Elle semblait si déterminée que l’on n’osa pas lui proposer de la relayer. Il était préférable qu’Alban vît un visage familier en reprenant conscience. De toute façon, on n’était pas loin.

Le retour à la surface se produisit aux alentours de minuit. Mlle Léonie, occupée à tricoter près de la cheminée, l’entendit bouger, s’approcha et constata que si les yeux étaient ouverts, ils étaient à nouveau pleins de larmes... Elle s’assit sur le bord du lit, prit la main d’Alban et demanda doucement :

—    Voilà deux jours que je ne vous ai vu. Que s’est-il passé pour vous mettre dans cet état ?

Il essaya de sourire mais ne réussit qu’une grimace :

—    Est-ce assez ridicule, n’est-ce pas ? Je ne pensais pas que cela me ferait si mal !

—    De quoi parlez-vous ? Ou plutôt de qui ? Est-ce... Charlotte ?

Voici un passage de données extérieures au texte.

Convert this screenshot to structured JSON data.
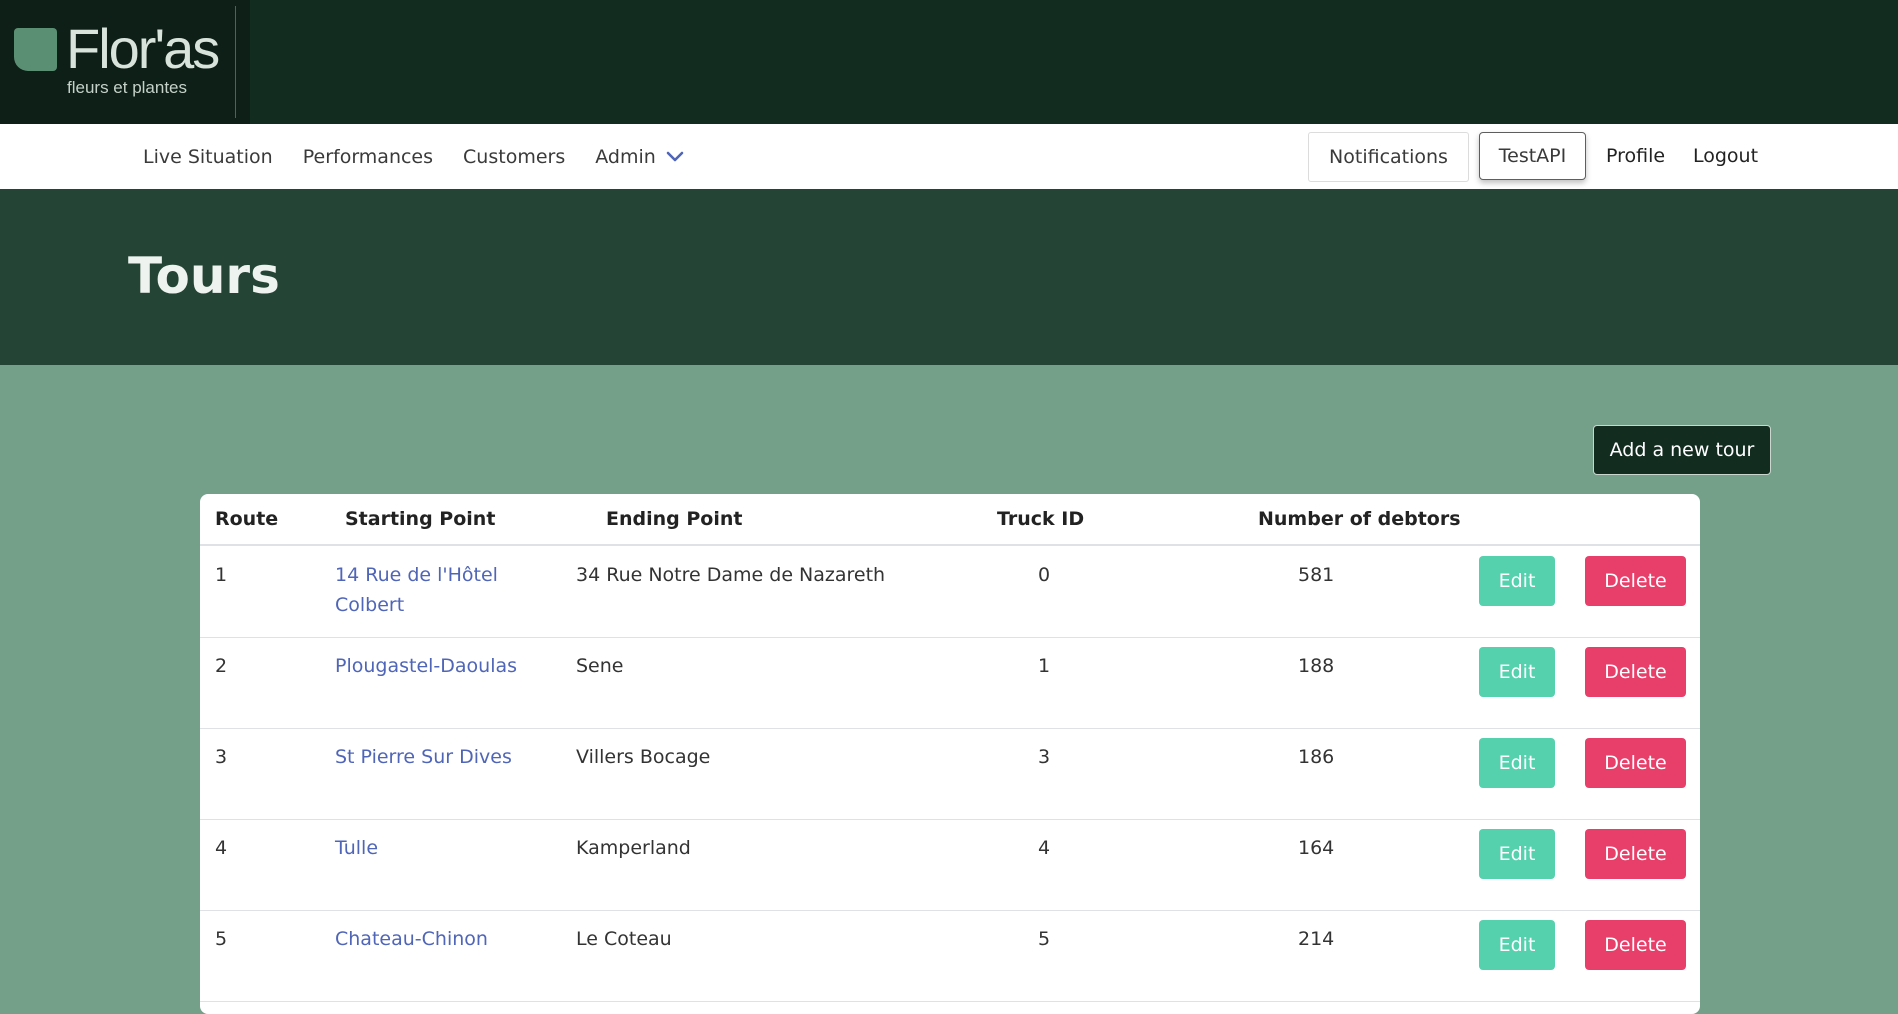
{
  "brand": {
    "name": "Flor'as",
    "tagline": "fleurs et plantes",
    "colors": {
      "header": "#132c20",
      "hero": "#244536",
      "page": "#74a08a",
      "link": "#4f65b8",
      "edit": "#55d1ae",
      "delete": "#e83e6a"
    }
  },
  "nav": {
    "left": [
      "Live Situation",
      "Performances",
      "Customers",
      "Admin"
    ],
    "admin_icon": "chevron-down-icon",
    "notifications": "Notifications",
    "testapi": "TestAPI",
    "profile": "Profile",
    "logout": "Logout"
  },
  "page": {
    "title": "Tours",
    "add_button": "Add a new tour"
  },
  "table": {
    "headers": [
      "Route",
      "Starting Point",
      "Ending Point",
      "Truck ID",
      "Number of debtors"
    ],
    "edit_label": "Edit",
    "delete_label": "Delete",
    "rows": [
      {
        "route": "1",
        "start": "14 Rue de l'Hôtel Colbert",
        "end": "34 Rue Notre Dame de Nazareth",
        "truck": "0",
        "debtors": "581"
      },
      {
        "route": "2",
        "start": "Plougastel-Daoulas",
        "end": "Sene",
        "truck": "1",
        "debtors": "188"
      },
      {
        "route": "3",
        "start": "St Pierre Sur Dives",
        "end": "Villers Bocage",
        "truck": "3",
        "debtors": "186"
      },
      {
        "route": "4",
        "start": "Tulle",
        "end": "Kamperland",
        "truck": "4",
        "debtors": "164"
      },
      {
        "route": "5",
        "start": "Chateau-Chinon",
        "end": "Le Coteau",
        "truck": "5",
        "debtors": "214"
      }
    ]
  }
}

Il y avait beau temps que, sans jamais y faire la moindre allusion, elle avait deviné l’amour qu’il portait à la jeune fille. Aussi fut-il surpris :

—    Vous saviez ?

—    C’était le secret de Polichinelle. À présent dites-moi ce qui s’est passé. Il lui est arrivé quelque chose de grave ?

—    Pour moi oui... La nuit dernière, dans la chapelle de Versailles, elle a épousé cet imbécile de Saint-Forgeat. Ça s’est fait si vite que je ne l’ai appris qu’au dernier moment. J’ai pu de justesse me mêler aux valets porte-flambeaux à la sortie de la chapelle. Elle... elle était belle à damner un saint !

—    Mais qui est Saint-Forgeat ?

—    L’un des jolis amis de Monsieur ! Une tête de linotte couverte de rubans.

—    Je ne vois pas Charlotte tomber amoureuse de ce genre-là.

—    Oh, elle ne l’est pas ! Et sans doute n’est-il qu’un paravent. Je suis persuadé que c’est à un autre qu’on la destine maintenant qu’elle est la comtesse de Saint-Forgeat.

—    Et à qui d’autre ?

—    Au Roi voyons ! Il fallait voir comment il la regardait ! Ses yeux la déshabillaient !

—    Ah oui ? Et... la Maintenon ? Qu’en disait-elle ?

—    Rien. Elle n’y était pas. Le coup a été monté contre elle par la Montespan. Elle était témoin ! Visiblement ravie ! C’est l’affaire Fontanges qui recommence !

—    Vous rêvez ! Cette histoire-là lui a valu la frousse de sa vie...

—    Oui, mais elle a encore plus peur de la Maintenon... Voilà, je vous ai tout dit. Aussi, à présent, je vais vous demander une promesse.

—    Laquelle ? fit-elle, inquiète par la dureté soudaine des yeux du jeune homme.

—    Je veux que vous me juriez de ne plus jamais prononcer son nom devant moi. Plus jamais ! Vous entendez ? Il faut que je m’arrache du cœur un amour qui pourrait être ma perte !

—    Mais...

—    Si vous avez un peu d’amitié pour moi, jurez !.... Je vous en supplie. Le travail me guérira mais seulement à ce prix !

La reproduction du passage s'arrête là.